In Europa è noto da almeno 2000 anni come testimoniano scritti e citazioni come Naturali H di Plinio il vecchio, che ha dedicato a questo fungo un intero capitolo. Il tartufo era molto apprezzato dai Romani che però cucinavano tarfezie raccolte in nord Africa e Medio Oriente. In epoca Rinascimentale veniva consumato in tutti i banchetti più fastosi, tanto che nel 1500 Alfonso Ciaccarelli medico umbro scrive il primo trattato sul tartufo classificando i tartufi con i funghi. Inoltre si pensa che il Conte Camillo Benso di Cavour nelle sue attività politiche utilizzava il tartufo come mezzo diplomatico e Lor Byron lo teneva sulla sua scrivania perché il suo profumo gli destasse creatività.

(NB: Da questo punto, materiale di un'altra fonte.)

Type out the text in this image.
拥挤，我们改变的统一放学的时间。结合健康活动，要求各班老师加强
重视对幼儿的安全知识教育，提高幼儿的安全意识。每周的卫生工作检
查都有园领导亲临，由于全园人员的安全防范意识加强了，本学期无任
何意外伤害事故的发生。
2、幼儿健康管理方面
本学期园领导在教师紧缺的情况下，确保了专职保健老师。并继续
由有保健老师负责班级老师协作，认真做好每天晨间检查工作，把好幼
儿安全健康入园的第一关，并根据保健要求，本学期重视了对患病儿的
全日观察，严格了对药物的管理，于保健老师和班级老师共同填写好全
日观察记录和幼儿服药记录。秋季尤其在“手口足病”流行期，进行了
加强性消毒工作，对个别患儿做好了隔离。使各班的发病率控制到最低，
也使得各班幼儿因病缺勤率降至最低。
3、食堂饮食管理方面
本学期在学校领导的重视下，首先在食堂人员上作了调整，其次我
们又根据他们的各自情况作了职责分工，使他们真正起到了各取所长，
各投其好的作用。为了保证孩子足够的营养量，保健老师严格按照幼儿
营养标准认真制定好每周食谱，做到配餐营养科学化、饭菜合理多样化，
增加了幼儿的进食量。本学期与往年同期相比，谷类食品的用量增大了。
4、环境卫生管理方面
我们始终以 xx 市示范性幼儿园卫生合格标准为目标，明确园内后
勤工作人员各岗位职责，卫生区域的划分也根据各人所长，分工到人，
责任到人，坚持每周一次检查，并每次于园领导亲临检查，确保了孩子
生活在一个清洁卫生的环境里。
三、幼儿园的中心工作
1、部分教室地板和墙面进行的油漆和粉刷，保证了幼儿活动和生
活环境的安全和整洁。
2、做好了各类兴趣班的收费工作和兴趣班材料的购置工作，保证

Nel settecento il conte de Borch e sucessivamente Vittorio Pico iniziarono una vera e propria classificazione dei tartufi ma è soltanto nel 1831 con la “Monographia Tuberacearum” di Carlo Vittadini che si ottiene la prima descrizione dei tartufi presenti in Lombardia.

Nel 900 il tartufo bianco pregiato e in particolare quello d’Alba ha acquistato fama internazionale grazie all’opera di promozione di Giacomo Morra, albergatore e ristoratore di Alba giustamente incoronato Re dei tartufi.